10.01.2021
Die Inventur fällt vernichtend aus. 13 Reifenschäden hätte er jetzt schon gehabt, bilanzierte Giniel de Villiers im Ziel der Sonntagsetappe, allein vier davon auf der gerade zurückgelegten Wertungsprüfung.
Der Südafrikaner ist eigentlich die Ausgeglichenheit in Person. Auch jetzt schluckt er seinen Ärger runter, spricht irgendwas von really difficult – aber man merkt, wie die Lage an ihm nagt. Er hat sogar auf den Toyota-Privatfahrer Benediktas Vanagas aus Litauen warten müssen.

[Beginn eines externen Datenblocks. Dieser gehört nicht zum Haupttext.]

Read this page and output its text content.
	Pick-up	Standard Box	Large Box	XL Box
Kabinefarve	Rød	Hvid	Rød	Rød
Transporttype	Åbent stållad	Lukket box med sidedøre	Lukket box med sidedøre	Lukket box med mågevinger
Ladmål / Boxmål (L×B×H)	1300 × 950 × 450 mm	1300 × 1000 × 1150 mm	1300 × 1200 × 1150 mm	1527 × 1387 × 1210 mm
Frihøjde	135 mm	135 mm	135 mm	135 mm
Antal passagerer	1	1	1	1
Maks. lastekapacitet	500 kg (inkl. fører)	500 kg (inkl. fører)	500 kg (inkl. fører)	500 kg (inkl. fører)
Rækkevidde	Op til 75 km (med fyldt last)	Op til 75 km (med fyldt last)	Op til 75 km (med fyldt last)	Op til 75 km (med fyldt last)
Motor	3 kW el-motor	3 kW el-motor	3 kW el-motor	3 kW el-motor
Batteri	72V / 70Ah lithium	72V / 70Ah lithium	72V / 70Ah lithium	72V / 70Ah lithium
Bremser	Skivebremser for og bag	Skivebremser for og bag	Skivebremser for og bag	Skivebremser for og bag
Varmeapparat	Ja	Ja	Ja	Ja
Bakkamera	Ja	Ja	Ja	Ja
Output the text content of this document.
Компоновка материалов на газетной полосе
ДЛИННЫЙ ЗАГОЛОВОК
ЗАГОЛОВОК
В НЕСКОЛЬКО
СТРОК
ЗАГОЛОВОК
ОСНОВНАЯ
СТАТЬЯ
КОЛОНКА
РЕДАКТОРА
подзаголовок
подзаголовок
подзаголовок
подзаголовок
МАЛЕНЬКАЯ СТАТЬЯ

Der Balte gab ihm einen Ersatzreifen von der Ladefläche seines Overdrive-Hilux, sonst hätte de Villiers das Schicksal seines Landsmannes Brian Baragwanath geteilt: eine Schleichfahrt mit waidwundem Auto durch die Dunkelheit der Dünen, eine Ankunft im Biwak der Marathonetappe weit nach Mitternacht.
Da auch de Villiers' Teamkollege Nasser Al-Attiyah einen Plattfuß hatte, gab Teamchef Glyn Hall unumwunden zu, man verstehe nicht, was mit den Reifen und den Felsen passiere.

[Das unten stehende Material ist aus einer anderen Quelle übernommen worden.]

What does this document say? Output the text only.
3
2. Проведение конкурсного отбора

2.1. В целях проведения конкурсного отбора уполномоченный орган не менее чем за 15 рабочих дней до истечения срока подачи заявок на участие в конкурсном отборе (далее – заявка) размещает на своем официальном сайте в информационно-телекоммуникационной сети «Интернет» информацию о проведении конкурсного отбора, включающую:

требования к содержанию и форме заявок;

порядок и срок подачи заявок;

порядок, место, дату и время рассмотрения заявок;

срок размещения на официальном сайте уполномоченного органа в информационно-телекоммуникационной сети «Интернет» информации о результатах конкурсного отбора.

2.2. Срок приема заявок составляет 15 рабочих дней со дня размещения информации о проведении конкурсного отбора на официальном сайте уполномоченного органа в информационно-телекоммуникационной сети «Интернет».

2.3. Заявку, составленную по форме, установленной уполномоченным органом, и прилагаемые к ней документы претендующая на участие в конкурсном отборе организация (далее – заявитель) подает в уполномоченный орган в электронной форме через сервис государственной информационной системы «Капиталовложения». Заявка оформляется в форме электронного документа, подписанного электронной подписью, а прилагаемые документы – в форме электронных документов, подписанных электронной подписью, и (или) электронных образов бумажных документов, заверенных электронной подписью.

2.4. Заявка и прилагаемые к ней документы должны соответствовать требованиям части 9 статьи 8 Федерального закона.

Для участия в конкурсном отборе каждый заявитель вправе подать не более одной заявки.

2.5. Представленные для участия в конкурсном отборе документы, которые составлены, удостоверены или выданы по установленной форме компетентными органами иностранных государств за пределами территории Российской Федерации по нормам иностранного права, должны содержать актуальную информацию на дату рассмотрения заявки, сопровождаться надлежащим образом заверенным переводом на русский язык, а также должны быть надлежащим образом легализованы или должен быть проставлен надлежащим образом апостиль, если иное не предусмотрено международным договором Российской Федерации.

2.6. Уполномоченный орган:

Und das schon seit einem Jahr.
Denn bereits bei der Rallye Dakar 2021 hatten die Allradler reihenweise Reifenschäden, mal echte Platzer, mal schleichende Plattfüße. Michelin hat seitdem einen neuen Reifentyp mit härterer Flanke nachgelegt, der vor allem in der Kalahari-Wüste und in Namibia getestet wurde. Doch schon dort hat sich rauskristallisiert: Auch die neue Konstruktion ist kein nennenswerter Fortschritt.

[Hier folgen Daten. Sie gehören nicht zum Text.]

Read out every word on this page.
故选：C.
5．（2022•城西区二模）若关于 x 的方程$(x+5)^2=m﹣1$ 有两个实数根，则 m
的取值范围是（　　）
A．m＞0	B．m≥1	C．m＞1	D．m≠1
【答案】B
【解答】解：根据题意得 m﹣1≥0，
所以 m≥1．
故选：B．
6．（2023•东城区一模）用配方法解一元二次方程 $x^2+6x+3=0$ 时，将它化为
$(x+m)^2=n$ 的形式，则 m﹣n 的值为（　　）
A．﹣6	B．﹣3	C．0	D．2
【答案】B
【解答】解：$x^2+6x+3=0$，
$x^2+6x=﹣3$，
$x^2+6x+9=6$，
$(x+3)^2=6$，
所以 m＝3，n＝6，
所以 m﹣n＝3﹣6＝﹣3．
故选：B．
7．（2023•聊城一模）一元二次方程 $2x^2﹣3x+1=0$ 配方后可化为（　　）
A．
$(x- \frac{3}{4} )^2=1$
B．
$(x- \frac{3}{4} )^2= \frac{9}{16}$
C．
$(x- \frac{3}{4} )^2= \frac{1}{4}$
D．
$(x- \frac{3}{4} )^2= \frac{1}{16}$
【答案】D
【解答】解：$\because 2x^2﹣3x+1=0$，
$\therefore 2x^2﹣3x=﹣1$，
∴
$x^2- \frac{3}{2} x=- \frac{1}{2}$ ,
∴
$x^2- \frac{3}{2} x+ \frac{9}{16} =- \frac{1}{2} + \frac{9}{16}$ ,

Erschwerend kommt hinzu: Michelin hat nur 150 Reifen produzieren können, wegen Corona war nicht mehr Kapazität drin. Das ist kein neues Problem für die Franzosen: Auch beim 24-Stundenrennen auf dem Nürburgring 2020 gab es nicht von allen Regenreifen genug Exemplare für alle Kundenwünsche. Für das Toyota-Großaufgebot bei der Rallye Dakar, das aus Hallspeed und den Kunden von Overdrive aus Belgien besteht, bräuchte man mindestens 300 Reifen, wollte man jeden Tag jeden Pritschenwagen mit der neuen Generation ausrüsten.
Die Rechnung geht also schon von vornherein nicht auf, weil Michelin Produktions- und Lieferengpässe hat.
De Villiers hat deswegen auf die neue Variante verzichtet, schon vor der Rallye – weil er als einer der Haupttestfahrer aus dem Sommer nicht überzeugt war, dass sie etwas bringe. Seit Henk Lategan und Bernhard ten Brinke jeweils mit spektakulären Überschlagen ausgeschieden sind, kann man das Kontingent der ihnen zugedachten neuen Pneus zwar teamintern mitnutzen und anders verteilen. Doch weil auch Al-Attiyah jeden Tag einen Reifenschaden hat, scheinen zwei Thesen zu stimmen: Die von Hall, es liege nicht am Auto, und die von de Villiers, die neue Konstruktion sei kein Fortschritt.
Auf dem ersten Teil der Marathonetappe war das Geläuf zudem wieder deutlich rauer als am Vorabend vom Veranstalter bei der Fahrerbesprechung angekündigt. Die Fahrer und Ingenieure legen bei ihrer Abstimmung aber die Infos der Rallyeleitung zugrunde – und so etwa den Reifenluftdruck fest, mit dem sie in die Prüfung fahren. Je mehr Sandwüste, desto niedriger.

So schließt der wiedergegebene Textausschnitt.